I am making this statement on behalf of the NGOs in Rio+20

It feels amazing to be in this room among all the world leaders, and feeling all this power around me that can shape the World. We all know the threat that is facing us, and I do not need to repeat the urgency. Science is very clear. If we do not change in the coming five to ten years the way our societies function, we will be threatening the survival of future generations and all other species on the planet. Nevertheless, you sitting here in this room have the power to reverse all of this. What you can do here is the ideal dream of each one of us: to have the opportunity to be the savors of the planet.

And yet we stand on the brink of Rio+20 being another failed attempt, with governments only trying to protect their narrow interests instead of inspiring the World and giving all of us back the faith in humanity that we need.

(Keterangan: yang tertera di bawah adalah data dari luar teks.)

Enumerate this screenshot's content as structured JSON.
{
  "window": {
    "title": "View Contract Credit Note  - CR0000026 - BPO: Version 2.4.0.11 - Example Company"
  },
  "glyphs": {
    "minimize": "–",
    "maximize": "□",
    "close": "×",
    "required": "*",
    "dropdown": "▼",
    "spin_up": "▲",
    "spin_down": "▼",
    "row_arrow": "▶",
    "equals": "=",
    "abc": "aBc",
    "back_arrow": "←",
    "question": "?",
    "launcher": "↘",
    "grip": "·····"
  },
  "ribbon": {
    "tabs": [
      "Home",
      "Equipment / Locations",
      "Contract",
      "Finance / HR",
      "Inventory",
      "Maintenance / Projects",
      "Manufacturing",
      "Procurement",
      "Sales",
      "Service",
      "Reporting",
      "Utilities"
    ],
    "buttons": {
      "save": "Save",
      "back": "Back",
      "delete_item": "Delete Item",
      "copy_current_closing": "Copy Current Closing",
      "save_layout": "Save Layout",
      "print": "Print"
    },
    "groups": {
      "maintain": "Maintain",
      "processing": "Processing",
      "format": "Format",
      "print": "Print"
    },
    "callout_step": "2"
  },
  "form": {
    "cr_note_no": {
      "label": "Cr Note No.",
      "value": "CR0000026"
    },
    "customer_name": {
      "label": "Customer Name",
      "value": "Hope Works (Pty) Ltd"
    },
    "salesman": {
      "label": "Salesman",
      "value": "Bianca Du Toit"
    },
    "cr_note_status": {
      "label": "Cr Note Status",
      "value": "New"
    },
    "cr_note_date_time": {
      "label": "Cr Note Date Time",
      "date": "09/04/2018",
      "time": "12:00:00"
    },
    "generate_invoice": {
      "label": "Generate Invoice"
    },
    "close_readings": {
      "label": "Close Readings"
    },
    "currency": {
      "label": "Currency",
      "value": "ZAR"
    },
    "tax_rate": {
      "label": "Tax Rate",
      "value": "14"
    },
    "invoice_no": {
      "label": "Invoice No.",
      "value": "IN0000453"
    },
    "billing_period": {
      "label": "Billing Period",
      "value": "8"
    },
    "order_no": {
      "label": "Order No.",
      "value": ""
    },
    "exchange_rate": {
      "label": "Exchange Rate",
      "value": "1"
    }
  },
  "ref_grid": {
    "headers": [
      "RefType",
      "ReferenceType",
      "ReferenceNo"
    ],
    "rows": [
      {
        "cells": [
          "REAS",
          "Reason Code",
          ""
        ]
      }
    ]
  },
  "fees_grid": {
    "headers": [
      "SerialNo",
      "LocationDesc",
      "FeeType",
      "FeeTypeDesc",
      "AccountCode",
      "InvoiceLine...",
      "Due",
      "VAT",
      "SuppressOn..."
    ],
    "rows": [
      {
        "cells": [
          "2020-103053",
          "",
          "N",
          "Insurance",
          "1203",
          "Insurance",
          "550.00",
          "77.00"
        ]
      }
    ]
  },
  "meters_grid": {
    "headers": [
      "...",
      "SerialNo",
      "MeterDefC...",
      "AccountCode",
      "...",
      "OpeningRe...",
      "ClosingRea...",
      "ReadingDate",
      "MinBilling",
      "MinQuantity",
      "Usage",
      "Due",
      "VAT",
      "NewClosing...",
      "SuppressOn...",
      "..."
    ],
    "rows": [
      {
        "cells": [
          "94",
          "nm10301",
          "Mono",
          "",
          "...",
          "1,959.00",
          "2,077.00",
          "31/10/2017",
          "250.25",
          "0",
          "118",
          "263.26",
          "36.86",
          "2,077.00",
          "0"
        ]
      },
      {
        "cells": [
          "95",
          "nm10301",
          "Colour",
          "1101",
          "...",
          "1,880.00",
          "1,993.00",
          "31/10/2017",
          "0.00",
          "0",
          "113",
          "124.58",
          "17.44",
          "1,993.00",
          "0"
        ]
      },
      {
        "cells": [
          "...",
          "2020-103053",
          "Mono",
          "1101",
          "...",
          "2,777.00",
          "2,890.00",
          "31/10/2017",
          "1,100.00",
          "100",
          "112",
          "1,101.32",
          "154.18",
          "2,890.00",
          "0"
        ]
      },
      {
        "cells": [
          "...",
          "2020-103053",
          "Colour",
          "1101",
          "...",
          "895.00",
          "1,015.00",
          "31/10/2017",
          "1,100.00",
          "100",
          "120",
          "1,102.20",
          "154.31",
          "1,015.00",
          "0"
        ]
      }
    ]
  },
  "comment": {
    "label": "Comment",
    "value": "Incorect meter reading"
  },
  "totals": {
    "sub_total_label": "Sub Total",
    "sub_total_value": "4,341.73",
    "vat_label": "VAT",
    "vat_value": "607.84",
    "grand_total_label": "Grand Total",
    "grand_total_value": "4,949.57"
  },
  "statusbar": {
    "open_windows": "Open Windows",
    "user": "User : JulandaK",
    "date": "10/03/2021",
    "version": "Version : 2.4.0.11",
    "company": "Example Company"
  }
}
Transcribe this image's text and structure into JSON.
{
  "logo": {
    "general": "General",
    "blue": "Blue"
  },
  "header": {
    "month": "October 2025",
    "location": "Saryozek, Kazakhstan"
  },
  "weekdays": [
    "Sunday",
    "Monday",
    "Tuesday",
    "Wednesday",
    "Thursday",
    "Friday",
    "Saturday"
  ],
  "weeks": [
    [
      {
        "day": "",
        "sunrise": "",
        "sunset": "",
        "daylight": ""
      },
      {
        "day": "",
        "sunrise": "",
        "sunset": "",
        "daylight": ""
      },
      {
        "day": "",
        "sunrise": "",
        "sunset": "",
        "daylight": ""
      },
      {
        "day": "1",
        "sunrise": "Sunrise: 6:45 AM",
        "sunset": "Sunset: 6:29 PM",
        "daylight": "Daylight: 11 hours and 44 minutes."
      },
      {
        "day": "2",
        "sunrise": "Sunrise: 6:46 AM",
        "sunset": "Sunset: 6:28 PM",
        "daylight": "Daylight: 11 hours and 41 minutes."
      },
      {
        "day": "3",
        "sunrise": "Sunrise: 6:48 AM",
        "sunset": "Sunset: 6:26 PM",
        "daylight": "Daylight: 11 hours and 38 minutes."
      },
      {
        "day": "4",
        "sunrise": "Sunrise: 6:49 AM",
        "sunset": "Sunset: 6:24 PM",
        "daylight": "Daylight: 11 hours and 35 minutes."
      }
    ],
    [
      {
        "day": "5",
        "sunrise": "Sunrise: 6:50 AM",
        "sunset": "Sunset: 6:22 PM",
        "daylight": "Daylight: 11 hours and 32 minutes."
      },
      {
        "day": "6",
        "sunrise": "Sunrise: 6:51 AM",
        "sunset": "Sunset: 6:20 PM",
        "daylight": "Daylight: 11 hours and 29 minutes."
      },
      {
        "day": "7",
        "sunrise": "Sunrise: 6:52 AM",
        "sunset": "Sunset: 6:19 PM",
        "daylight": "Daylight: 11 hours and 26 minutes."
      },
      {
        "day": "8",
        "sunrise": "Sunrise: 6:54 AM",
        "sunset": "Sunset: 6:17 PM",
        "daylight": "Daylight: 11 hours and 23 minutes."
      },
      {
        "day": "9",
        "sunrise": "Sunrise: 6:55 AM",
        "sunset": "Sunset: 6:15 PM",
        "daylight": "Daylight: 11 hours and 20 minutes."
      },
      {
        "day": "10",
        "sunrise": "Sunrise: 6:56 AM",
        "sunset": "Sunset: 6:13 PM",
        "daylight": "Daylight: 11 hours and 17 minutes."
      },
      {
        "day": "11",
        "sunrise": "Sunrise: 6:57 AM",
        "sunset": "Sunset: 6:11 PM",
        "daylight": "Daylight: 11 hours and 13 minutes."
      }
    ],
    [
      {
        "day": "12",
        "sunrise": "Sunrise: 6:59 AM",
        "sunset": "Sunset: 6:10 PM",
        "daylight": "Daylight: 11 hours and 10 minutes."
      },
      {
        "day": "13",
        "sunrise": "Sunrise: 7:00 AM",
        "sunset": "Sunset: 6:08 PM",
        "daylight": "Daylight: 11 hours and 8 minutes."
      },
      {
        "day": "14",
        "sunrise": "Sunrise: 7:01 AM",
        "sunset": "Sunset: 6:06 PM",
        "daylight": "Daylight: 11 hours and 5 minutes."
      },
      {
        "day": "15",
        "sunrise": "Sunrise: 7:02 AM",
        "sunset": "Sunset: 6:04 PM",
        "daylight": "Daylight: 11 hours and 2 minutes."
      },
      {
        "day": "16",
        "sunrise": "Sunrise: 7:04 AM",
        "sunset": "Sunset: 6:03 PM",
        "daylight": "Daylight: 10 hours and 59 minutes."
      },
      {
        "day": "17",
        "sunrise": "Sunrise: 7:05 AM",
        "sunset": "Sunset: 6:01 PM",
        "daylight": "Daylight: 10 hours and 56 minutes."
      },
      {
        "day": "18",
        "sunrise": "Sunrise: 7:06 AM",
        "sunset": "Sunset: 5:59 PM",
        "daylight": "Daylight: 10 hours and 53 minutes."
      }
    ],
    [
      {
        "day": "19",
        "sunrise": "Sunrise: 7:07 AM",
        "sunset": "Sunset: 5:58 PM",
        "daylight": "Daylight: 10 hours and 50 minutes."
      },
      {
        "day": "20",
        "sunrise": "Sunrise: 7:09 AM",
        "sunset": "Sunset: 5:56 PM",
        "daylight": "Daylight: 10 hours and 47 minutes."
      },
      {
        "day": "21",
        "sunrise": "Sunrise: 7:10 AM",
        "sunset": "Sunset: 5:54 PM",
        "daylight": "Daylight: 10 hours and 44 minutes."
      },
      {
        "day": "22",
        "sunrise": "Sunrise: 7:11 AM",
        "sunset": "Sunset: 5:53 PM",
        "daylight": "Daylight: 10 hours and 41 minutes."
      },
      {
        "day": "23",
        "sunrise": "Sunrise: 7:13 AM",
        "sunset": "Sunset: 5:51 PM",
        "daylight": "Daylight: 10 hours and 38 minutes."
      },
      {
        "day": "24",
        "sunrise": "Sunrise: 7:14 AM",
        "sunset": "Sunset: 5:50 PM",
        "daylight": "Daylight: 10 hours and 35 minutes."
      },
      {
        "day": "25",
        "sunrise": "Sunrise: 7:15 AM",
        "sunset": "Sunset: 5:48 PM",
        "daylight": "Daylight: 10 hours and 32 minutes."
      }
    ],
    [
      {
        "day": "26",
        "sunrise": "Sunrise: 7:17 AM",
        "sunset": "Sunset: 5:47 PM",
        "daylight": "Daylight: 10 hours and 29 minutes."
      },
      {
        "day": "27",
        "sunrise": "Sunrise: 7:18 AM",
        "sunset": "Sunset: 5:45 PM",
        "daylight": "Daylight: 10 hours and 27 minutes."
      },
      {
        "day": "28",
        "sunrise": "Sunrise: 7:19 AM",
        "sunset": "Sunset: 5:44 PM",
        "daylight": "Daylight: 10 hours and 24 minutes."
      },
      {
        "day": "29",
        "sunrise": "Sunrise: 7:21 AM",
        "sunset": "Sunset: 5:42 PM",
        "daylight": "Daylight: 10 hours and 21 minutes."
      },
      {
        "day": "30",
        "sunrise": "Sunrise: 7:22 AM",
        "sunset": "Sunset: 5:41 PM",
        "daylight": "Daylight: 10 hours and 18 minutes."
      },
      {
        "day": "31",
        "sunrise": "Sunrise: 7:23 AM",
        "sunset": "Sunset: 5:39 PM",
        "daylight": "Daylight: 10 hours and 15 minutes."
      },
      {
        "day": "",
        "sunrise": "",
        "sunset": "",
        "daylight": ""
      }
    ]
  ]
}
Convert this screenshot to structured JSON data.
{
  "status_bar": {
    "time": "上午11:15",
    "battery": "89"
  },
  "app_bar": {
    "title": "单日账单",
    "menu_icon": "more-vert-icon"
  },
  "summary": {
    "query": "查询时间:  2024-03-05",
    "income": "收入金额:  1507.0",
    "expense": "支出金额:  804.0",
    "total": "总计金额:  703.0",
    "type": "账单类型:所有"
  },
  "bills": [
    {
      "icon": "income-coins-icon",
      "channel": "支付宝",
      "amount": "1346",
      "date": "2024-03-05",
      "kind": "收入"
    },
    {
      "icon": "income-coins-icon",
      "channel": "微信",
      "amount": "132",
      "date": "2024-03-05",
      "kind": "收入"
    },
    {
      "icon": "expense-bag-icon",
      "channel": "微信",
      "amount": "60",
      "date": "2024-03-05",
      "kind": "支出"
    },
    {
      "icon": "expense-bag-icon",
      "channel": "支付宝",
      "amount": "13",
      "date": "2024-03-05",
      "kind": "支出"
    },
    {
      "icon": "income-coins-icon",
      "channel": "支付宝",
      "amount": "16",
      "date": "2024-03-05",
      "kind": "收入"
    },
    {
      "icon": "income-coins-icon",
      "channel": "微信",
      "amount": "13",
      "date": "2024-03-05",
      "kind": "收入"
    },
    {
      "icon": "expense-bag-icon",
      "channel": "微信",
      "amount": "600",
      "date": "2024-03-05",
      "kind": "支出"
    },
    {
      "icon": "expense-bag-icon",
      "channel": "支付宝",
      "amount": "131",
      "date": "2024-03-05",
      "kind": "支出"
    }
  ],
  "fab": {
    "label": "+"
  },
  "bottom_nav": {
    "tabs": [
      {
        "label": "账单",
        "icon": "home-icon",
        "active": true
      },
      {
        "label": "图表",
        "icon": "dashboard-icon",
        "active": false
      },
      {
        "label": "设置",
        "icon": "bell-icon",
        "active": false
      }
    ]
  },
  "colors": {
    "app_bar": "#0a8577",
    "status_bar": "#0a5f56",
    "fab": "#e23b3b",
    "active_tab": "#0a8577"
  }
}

If this happens, it would be a big waste of power, and a big waste of leadership opportunity.

You cannot have a document titled ‘the future we want’ without any mention of planetary boundaries, tipping points, or the Earth’s carrying capacity.  The text as it stands is completely out of touch with reality. Just to be clear, NGOs here in Rio in no way endorse this document. Already more than 1,000 organisations and individuals have signed in only one day a petition called “The Future We Don’t Want” that completely refuses the current text. It does not in any way reflect our aspiration, and therefore we demand that the words “in full participation with civil society” are removed from the first paragraph.

If you adopt the text in its current form, you will fail to secure a future for the coming generations, including your own children.

To mention a few examples of failures in the document:

In the issue of finding resources to implement sustainable development, we see countries using the economic crisis as an excuse, while at the same time spending 100s of billions of dollars subsidizing the fossil fuel industry, the most profitable industry in the world. The first thing you can do is eliminating the existing harmful subsidies, especially fossil fuel subsidies, which was voted as the number one issue during the civil society dialogue.

Under the oceans section, you have failed to give a clear mandate to even start negotiating an implementing agreement to stop the Wild West abuse of the high seas.

There are many other failures in the document related to women’s reproduction health, missed opportunities to start new global treaties on civil society participation and on sustainability reporting, the extraordinary lack of any reference to armed conflicts, nuclear energy (especially in light of the fukushima disaster), and many others.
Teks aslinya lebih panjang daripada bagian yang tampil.